As one of the largest fresh produce markets in all of Europe, La Boqueria is a feast for the senses with all manner of tastes, colours and smells set in the bustling indoor market. La Boqueria is the oldest market in the city and is located in the La Rambla district, offering everything from fresh fish to organic vegetables, and also plays host to a number of incredible tapas bars and restaurants perfect for a quick meal.

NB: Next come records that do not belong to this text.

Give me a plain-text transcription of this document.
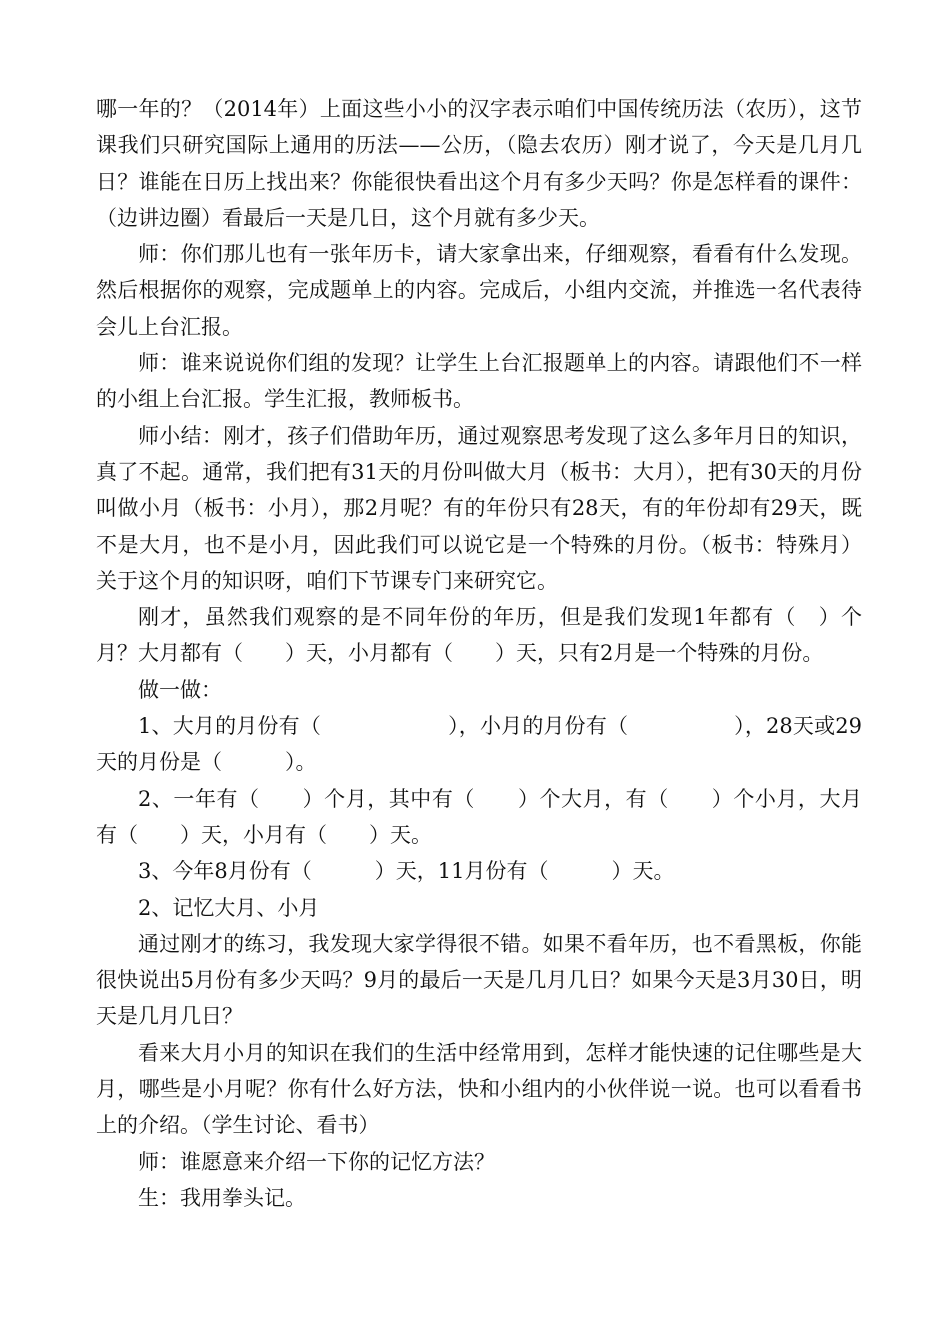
哪一年的？（2014年）上面这些小小的汉字表示咱们中国传统历法（农历），这节课我们只研究国际上通用的历法——公历，（隐去农历）刚才说了，今天是几月几日？谁能在日历上找出来？你能很快看出这个月有多少天吗？你是怎样看的课件：（边讲边圈）看最后一天是几日，这个月就有多少天。

师：你们那儿也有一张年历卡，请大家拿出来，仔细观察，看看有什么发现。然后根据你的观察，完成题单上的内容。完成后，小组内交流，并推选一名代表待会儿上台汇报。

师：谁来说说你们组的发现？让学生上台汇报题单上的内容。请跟他们不一样的小组上台汇报。学生汇报，教师板书。

师小结：刚才，孩子们借助年历，通过观察思考发现了这么多年月日的知识，真了不起。通常，我们把有31天的月份叫做大月（板书：大月），把有30天的月份叫做小月（板书：小月），那2月呢？有的年份只有28天，有的年份却有29天，既不是大月，也不是小月，因此我们可以说它是一个特殊的月份。（板书：特殊月）关于这个月的知识呀，咱们下节课专门来研究它。

刚才，虽然我们观察的是不同年份的年历，但是我们发现1年都有（　）个月？大月都有（　　）天，小月都有（　　）天，只有2月是一个特殊的月份。

做一做：

1、大月的月份有（　　　　　　），小月的月份有（　　　　　），28天或29天的月份是（　　　）。

2、一年有（　　）个月，其中有（　　）个大月，有（　　）个小月，大月有（　　）天，小月有（　　）天。

3、今年8月份有（　　　）天，11月份有（　　　）天。

2、记忆大月、小月

通过刚才的练习，我发现大家学得很不错。如果不看年历，也不看黑板，你能很快说出5月份有多少天吗？9月的最后一天是几月几日？如果今天是3月30日，明天是几月几日？

看来大月小月的知识在我们的生活中经常用到，怎样才能快速的记住哪些是大月，哪些是小月呢？你有什么好方法，快和小组内的小伙伴说一说。也可以看看书上的介绍。（学生讨论、看书）

师：谁愿意来介绍一下你的记忆方法？

生：我用拳头记。
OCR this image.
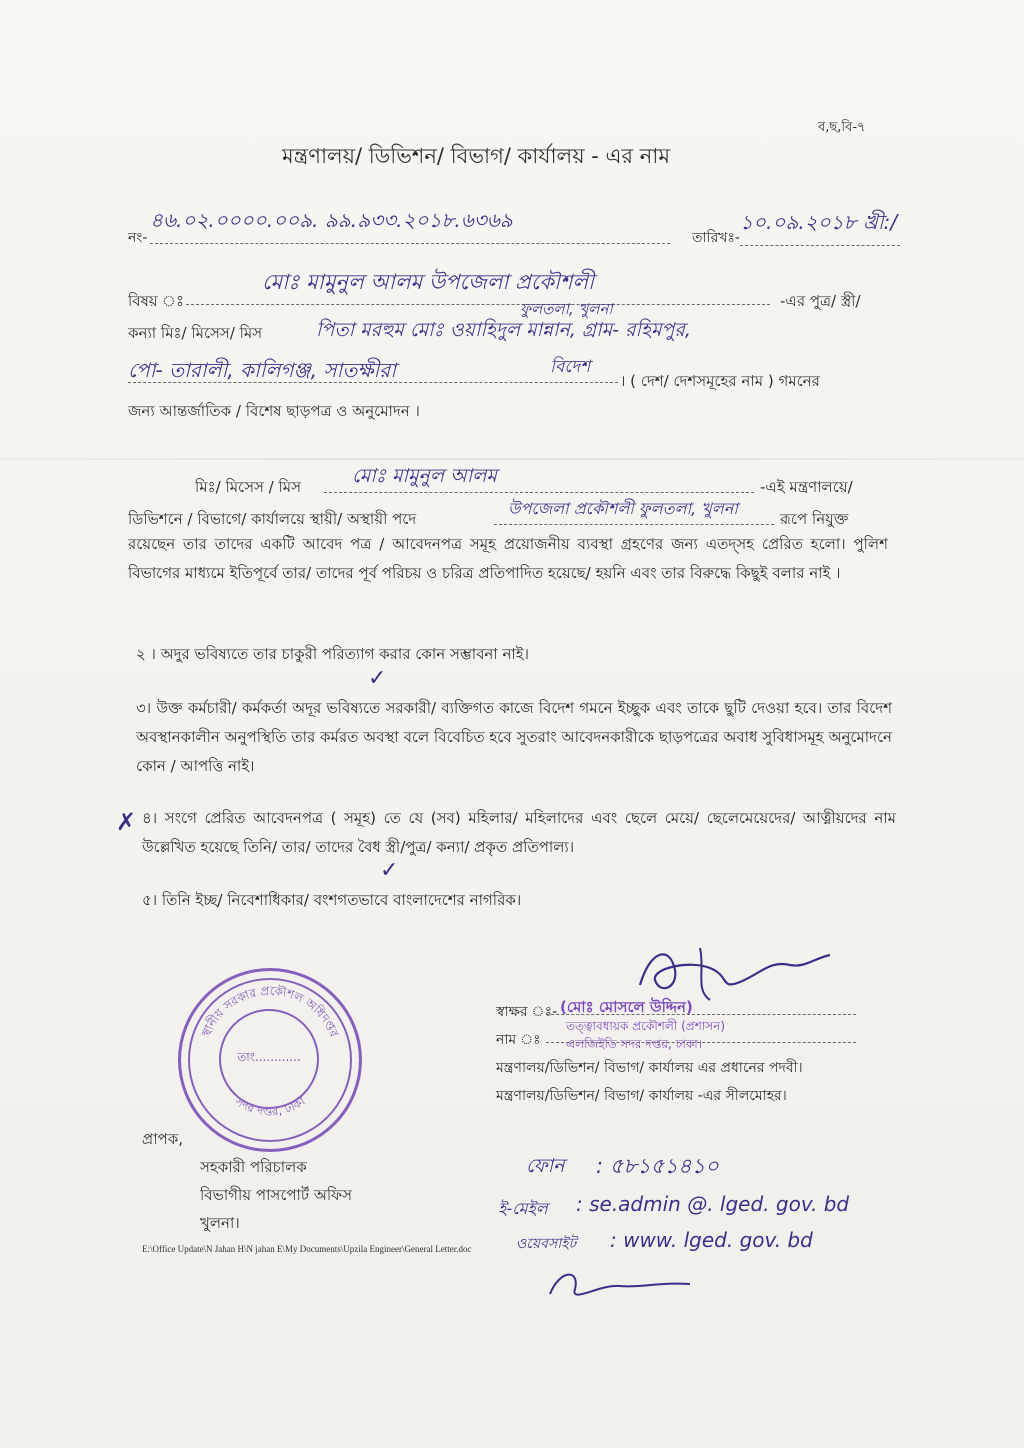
ব,ছ,বি-৭
মন্ত্রণালয়/ ডিভিশন/ বিভাগ/ কার্যালয় - এর নাম
নং-
৪৬.০২.০০০০.০০৯. ৯৯.৯৩৩.২০১৮.৬৩৬৯
তারিখঃ-
১০.০৯.২০১৮ খ্রী:/
বিষয় ঃ
মোঃ মামুনুল আলম উপজেলা প্রকৌশলী
ফুলতলা, খুলনা	-এর পুত্র/ স্ত্রী/
কন্যা মিঃ/ মিসেস/ মিস	পিতা মরহুম মোঃ ওয়াহিদুল মান্নান, গ্রাম- রহিমপুর,
পো- তারালী, কালিগঞ্জ, সাতক্ষীরা	বিদেশ
। ( দেশ/ দেশসমূহের নাম ) গমনের
জন্য আন্তর্জাতিক / বিশেষ ছাড়পত্র ও অনুমোদন ।
মিঃ/ মিসেস / মিস	মোঃ মামুনুল আলম	-এই মন্ত্রণালয়ে/
ডিভিশনে / বিভাগে/ কার্যালয়ে স্থায়ী/ অস্থায়ী পদে
উপজেলা প্রকৌশলী ফুলতলা, খুলনা
রূপে নিযুক্ত
রয়েছেন তার তাদের একটি আবেদ পত্র / আবেদনপত্র সমূহ প্রয়োজনীয় ব্যবস্থা গ্রহণের জন্য এতদ্সহ প্রেরিত হলো। পুলিশ বিভাগের মাধ্যমে ইতিপূর্বে তার/ তাদের পূর্ব পরিচয় ও চরিত্র প্রতিপাদিত হয়েছে/ হয়নি এবং তার বিরুদ্ধে কিছুই বলার নাই ।
২ । অদুর ভবিষ্যতে তার চাকুরী পরিত্যাগ করার কোন সম্ভাবনা নাই।
৩। উক্ত কর্মচারী/ কর্মকর্তা অদূর ভবিষ্যতে সরকারী/ ব্যক্তিগত কাজে বিদেশ গমনে ইচ্ছুক এবং তাকে ছুটি দেওয়া হবে। তার বিদেশ অবস্থানকালীন অনুপস্থিতি তার কর্মরত অবস্থা বলে বিবেচিত হবে সুতরাং আবেদনকারীকে ছাড়পত্রের অবাধ সুবিধাসমূহ অনুমোদনে কোন / আপত্তি নাই।
✗ ৪। সংগে প্রেরিত আবেদনপত্র ( সমূহ) তে যে (সব) মহিলার/ মহিলাদের এবং ছেলে মেয়ে/ ছেলেমেয়েদের/ আত্নীয়দের নাম উল্লেখিত হয়েছে তিনি/ তার/ তাদের বৈধ স্ত্রী/পুত্র/ কন্যা/ প্রকৃত প্রতিপাল্য।
৫। তিনি ইচ্ছ/ নিবেশাধিকার/ বংশগতভাবে বাংলাদেশের নাগরিক।
✓
✓
স্বাক্ষর ঃ- (মোঃ মোসলে উদ্দিন)
নাম ঃ
তত্ত্বাবধায়ক প্রকৌশলী (প্রশাসন)
এলজিইডি সদর দপ্তর, ঢাকা।
মন্ত্রণালয়/ডিভিশন/ বিভাগ/ কার্যালয় এর প্রধানের পদবী।
মন্ত্রণালয়/ডিভিশন/ বিভাগ/ কার্যালয় -এর সীলমোহর।
স্থানীয় সরকার প্রকৌশল অধিদপ্তর
সদর দপ্তর, ঢাকা
তাং............
প্রাপক,
সহকারী পরিচালক
বিভাগীয় পাসপোর্ট অফিস
খুলনা।
E:\Office Update\N Jahan H\N jahan E\My Documents\Upzila Engineer\General Letter.doc
ফোন : ৫৮১৫১৪১০
ই-মেইল : se.admin @. lged. gov. bd
ওয়েবসাইট : www. lged. gov. bd
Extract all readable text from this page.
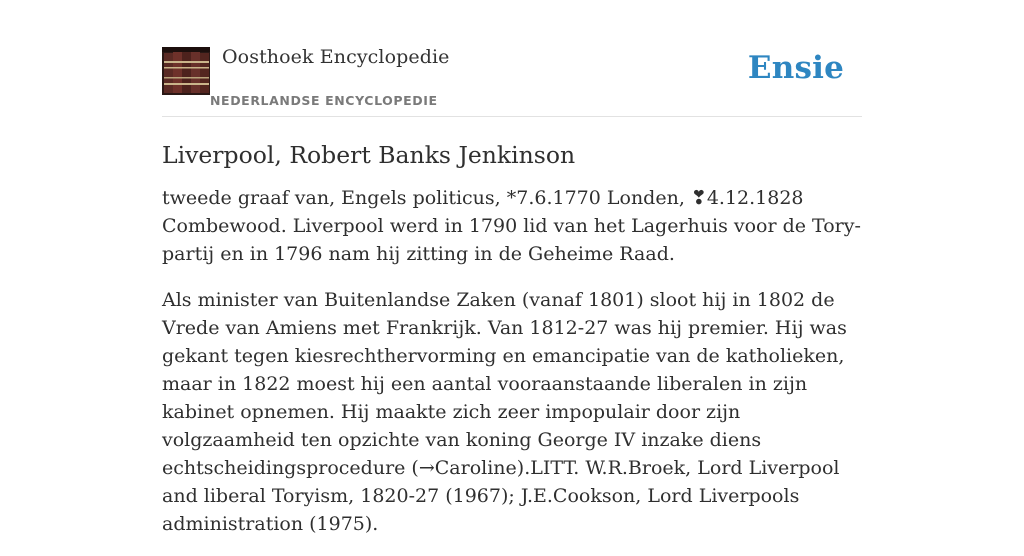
Oosthoek Encyclopedie
NEDERLANDSE ENCYCLOPEDIE
Ensie
Liverpool, Robert Banks Jenkinson

tweede graaf van, Engels politicus, *7.6.1770 Londen, ❣4.12.1828 Combewood. Liverpool werd in 1790 lid van het Lagerhuis voor de Tory-partij en in 1796 nam hij zitting in de Geheime Raad.

Als minister van Buitenlandse Zaken (vanaf 1801) sloot hij in 1802 de Vrede van Amiens met Frankrijk. Van 1812-27 was hij premier. Hij was gekant tegen kiesrechthervorming en emancipatie van de katholieken, maar in 1822 moest hij een aantal vooraanstaande liberalen in zijn kabinet opnemen. Hij maakte zich zeer impopulair door zijn volgzaamheid ten opzichte van koning George IV inzake diens echtscheidingsprocedure (→Caroline).LITT. W.R.Broek, Lord Liverpool and liberal Toryism, 1820-27 (1967); J.E.Cookson, Lord Liverpools administration (1975).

Inseparable from the history of Catalonian cuisine, it’s worth picking up Spanish hams and cheese here before making the journey home
This stunning market is easily spotted by its undulating rainbow ceramic roof, which was added by architects Enric Miralles and Benedetta Tagliabue in 2005 to breathe new life into the structure first built in 1845. While its design might not be in line with classic ideas of what a market looks like, the interior is a traditional Catalonian market in every sense of the word with stalls upon stalls of tantalisingly fresh produce. Once you’ve finished roaming the passages, make your way to one of the market’s fantastic bars for a well-deserved tipple.
Mercat de Sant Andreu
Venture off the beaten path and find your way to the distinctive Placa del Mercadal square, where Mercat de Sant Andreu is nestled. Frequented by Barcelona locals, this modest market is noticeably smaller than heavyweights like La Boqueria but makes up for its size with its welcoming, down-to-earth atmosphere and wallet-friendly prices. Perfect for the traveller who wants to avoid crowds of tourists, Mercat de Sant Andreu is a real slice of life in Barcelona.
Mercat de la Llibertat
Located in the diverse and beautiful Gracia neighbourhood, Mercat de la Llibertat channels the effortless charm of its surroundings. Built in the 19th century and a beautifully preserved example of Modernista architecture, the market is sprawling with stalls selling meats, vegetables, fruits, flowers and more. Seafood is a speciality here and it’s worth stopping off at one of the market’s eateries for a delicious meal.
Mercat de Sant Antoni
San Antoni is one of Barcelona’s most eclectic markets with lively vendors hawking all manner of goods. Like many of the markets on the list, Mercat de Sant Antoni has a traditional iron and brick structure and spills onto the streets outside. The varied stalls surrounding the building sell lifestyle items like homeware and clothing, whereas the indoor stalls revolve around fresh produce. While it’s still currently undergoing renovation, it’s still worth the visit especially on Sundays when a special book and coin market takes over the surrounding area.